Sexy, contemplative, and unrestrained, Lucio Castro’s End of the Century weaves a poignant tale of a Barcelona love affair that lingers in the mind
by Steve Murray
October 18, 2019
Featured image: Juan Barberini in Lucio Castro’s End of the Cenury. Images courtesy of Cinema Guild.
Both ethereal and earthy, Argentinian writer-director Lucio Castro’s memorable debut feature End of the Century (opening Oct. 18 at Landmark Midtown Art Cinema) starts off with a sequence of pure cinema. A tourist, Ocho (Juan Barberini) arrives in Barcelona from his home in New York. We follow him as he checks his phone’s GPS to locate his Airbnb, then wanders the city and eventually stretches out in the sand on the beach.
There, he eyes another attractive man, Javi (Ramon Pujol) – though he won’t learn Javi’s name until a serendipitous re-encounter later that afternoon. That happens 12 minutes in. Until then, the movie is dialogue-free – a sequence that silent filmmakers, or masters of mise-en-scène like Hitchcock, could appreciate.
Calling down from the balcony, mock-admiring the vintage KISS T-shirt the other man is wearing, Ocho invites Javi up to his flat and they get busy in a refreshingly frank afternoon sex scene. In the awkward, fumbling, post-sex moments that follow, it seems unlikely these two intimate strangers will ever see each other again. So it’s a surprise when Javi texts Ocho later and invites him to hang out that evening.
Javi once lived in Barcelona, it turns out, but his base is now Berlin. Ocho has visited before, but in some ways the city is ripe for rediscovery by both. They wander around, buy some cheese and bread and wine and enjoy an al fresco, sunset picnic on a rooftop. Between bites and sips, they share their histories – both have complicated personal lives – and you hardly notice that the entire sequence is a single take. Toward the end, Ocho says he has a strange feeling that he and Javi have met before. Javi’s response triggers a slam-cut edit that resets the narrative in a way that is, at first, mysterious.
Once again we watch Ocho wandering the streets of Barcelona, trying to find his way, but this time using a map instead of a smart phone. He arrives at the apartment of his Argentinian friend, professional singer Sonia (Mía Maestro). Catching up, he asks her about her ex boyfriend, their point of connection. And she asks him about his girlfriend, Esther.
At this point, you may think we’re seeing some altered reality, maybe a parallel universe version of Ocho’s life. That’s because he looks exactly as he did in the first part of the movie. In fact, this new sequence is a flashback. Writer-director Castro chooses not to try to de-age Barberini, or Pujol, either, when he shows up later. (It works, and even seems to underscore one of the many quiet ideas thrumming through the movie. In our own minds, we are the same people we were 20, even 30 years ago – even if our actions and emotional attachments were quite different then. A 70-year-old man, inside, still thinks of himself as 17, after all.)

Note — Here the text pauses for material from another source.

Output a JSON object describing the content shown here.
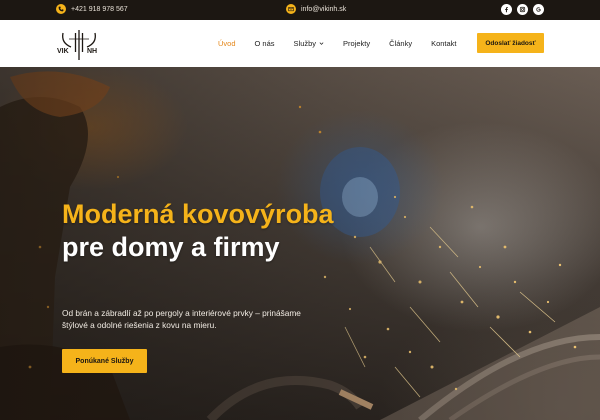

End of the Century has made the rounds of gay film festivals; it was featured in Atlanta’s latest Out on Film just a few weeks back. And yes, on a superficial level, it’s an easy niche product. The sex scenes are hot, but in contrast to those very fleshy moments, the ideas in Century are delicately abstract. It’s a slow-moving, short film that can seep into your consciousness. Like a piece of music, it has three distinct movements: the present, the past, and a coda that is a both wish fulfillment and melancholy speculation.
As much as its ideas, Century is distinguished by Castro’s formal approach. He creates echoes, visually and in his script. The film includes two, single-take rooftop conversations, scenes where two men separately retch over a toilet, two visits to a pharmacy, and those two sequences of Ocho searching for his lodgings. Then there’s that KISS T-shirt, a recurring talisman. Castro gently slips those elements in, and I probably missed some others; they chime onscreen, rather than clang.
The two lead actors, on their own, can seem a little self-conscious. Together they have terrific rapport. That’s especially true in another uncut take, spanning the nearly four-minute length of a Flock of Seagulls song. Tired, tipsy but high on the moment, Ocho and Javi dance around a living room in a sequence that’s unrestrained, delirious, and suddenly hot beyond all expectation.
End of the Century reminded me more than anything of Andrew Haigh’s wonderful 2011 film Weekend, only with an extra, metaphysical component. Enjoyable strictly for its surface pleasure, it’s also a lovely meditation on the lonely passage each of us makes through the world, and the joy, however brief, of those times we connect with a fellow pilgrim.
Steve Murray is an award-winning arts journalist who has written about film, theater, books, and television for a quarter century.